Il ritorno dell’energia nucleare in Italia? Per l’economia ecologica è un non senso
Oggi più che mai, in occasione della Giornata mondiale dell’ambiente, dobbiamo sottolineare l’importanza di essere consapevoli dei flussi di energia e materia che sostengono le nostre società e generano gli impatti delle attività umane sugli ecosistemi. Solo una visione integrata consente di superare approcci parziali che separano l’uomo dalla natura e di concepire l’ambiente non tanto come “natura”, ma come il luogo in cui viviamo, il nostro habitat.
Nel dibattito attuale continuano purtroppo a dominare idee grossolane, la cui infondatezza è dimostrata non solo dalla ricerca scientifica, ma anche intuibile da chi abbia una mente libera e scevra da pregiudizi ideologici. Innanzitutto: com'è possibile che la questione ambientale venga ancora inquadrata come un tema “di sinistra”, anziché come una sfida universale? Le malattie legate alle condizioni del nostro habitat forse colpiscono in modo diverso gli elettori di destra rispetto a quelli di sinistra?
Leggendo molti dei contributi del professor Joan Martinez-Alier, risulta evidente quanto sia errato separare la crescita del prodotto interno lordo (Pil) dai danni ambientali che essa comporta. Un altro tra i padri fondatori dell’economia ecologica, Herman Daly, ha sviluppato il concetto di “crescita anti-economica”: quella situazione in cui l’espansione della dimensione del mercato – che è ciò che il Pil misura – inizialmente porta benefici materiali, ma oltre una certa soglia gli svantaggi superano i vantaggi, generando effetti negativi sul benessere collettivo. Se il principio che esiste una dimensione ottimale vale in microeconomia, e in molti aspetti della vita quotidiana, perché non dovrebbe valere anche a livello macroeconomico? Riporre una fede cieca nella crescita del Pil – che oggi, tra l’altro, non garantisce più un aumento dell’occupazione come un tempo – è indice della grave “obesità materiale” che affligge le nostre società.
Per comprendere la portata di questa malattia, è sufficiente guardare, con mente libera dai condizionamenti ideologici, ai dati sui consumi energetici globali, facilmente reperibili sulla piattaforma Our World in Data. Dal 2000 al 2023, il consumo energetico mondiale è aumentato del 50%, con i combustibili fossili ancora protagonisti assoluti.
Qui verrà in mente a qualcuno che occorre dare fiducia al nucleare. Anche questo, però, è difficilmente spiegabile. Il nucleare è una tecnologia che ha mostrato pochi progressi nel corso dei decenni e presenta gravi difficoltà intrinseche. Il risultato è che, oltre a rimanere ancora irrisolto il problema delle scorie (e dello smaltimento a fine vita delle centrali), risulta anche estremamente costosa. Le stime in merito sono numerose – si vedano, ad esempio, i rapporti di Lazard sul Levelized cost of energy (Lcoe).

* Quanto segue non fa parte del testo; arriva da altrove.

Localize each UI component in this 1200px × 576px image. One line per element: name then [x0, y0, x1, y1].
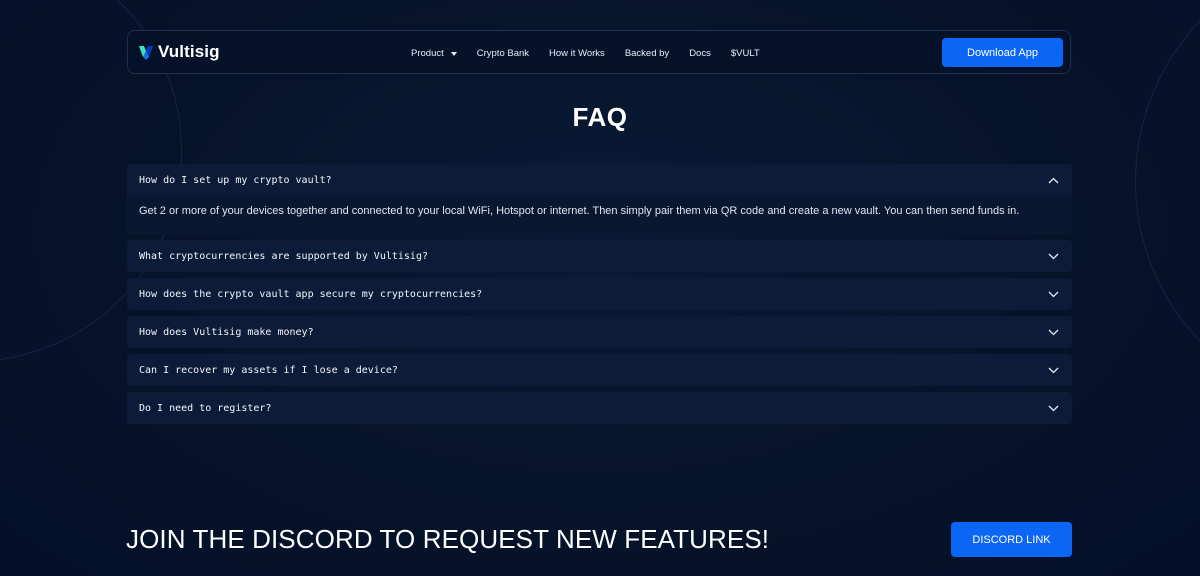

Se tuttavia non si intende dar fiducia a tali stime, resta comunque un dato oggettivo: il nucleare non riesce ad attrarre capitale privato senza ingenti contributi statali. Se il settore fosse davvero redditizio, le imprese private avrebbero costruito reattori a fissione ovunque fosse possibile, come negli Stati Uniti. Eppure, nonostante il Dipartimento dell’Energia degli Usa abbia promosso attivamente la presentazione di domande, dal 1978 sono stati rilasciati solo 8 permessi per la costruzione di reattori, e solo due di questi sono poi entrati in funzione.
Perché dunque “gettare” i soldi dei contribuenti, quando le rinnovabili hanno dimostrato e continuano a dimostrare progressi rapidissimi, e permettono di generare elettricità a costi molto bassi – tanto da attrarre capitale privato? Perché si insiste tanto sull’intermittenza, quando oggi le griglie intelligenti e la rapida evoluzione tecnologica dei sistemi di accumulo permettono di superare il problema? È una questione ideologica, o piuttosto il segno che fatichiamo a liberarci di una visione obsoleta e antiquata, incapace di stare al passo con i tempi?
Non sarebbe molto più semplice accettare il fatto che il mondo cambia, e che ogni politica orientata al benessere umano dovrebbe fondarsi sulla riduzione del prelievo di materie dalla natura e degli enormi sprechi di energia e risorse che caratterizzano i Paesi più ricchi? Perché, se un individuo si prende cura della propria casa – ad esempio togliendosi le scarpe infangate al ritorno da una passeggiata – la politica sembra invece incapace di accettare la necessità di prendersi cura della nostra casa comune, come ci ha esortato a fare anche Papa Francesco?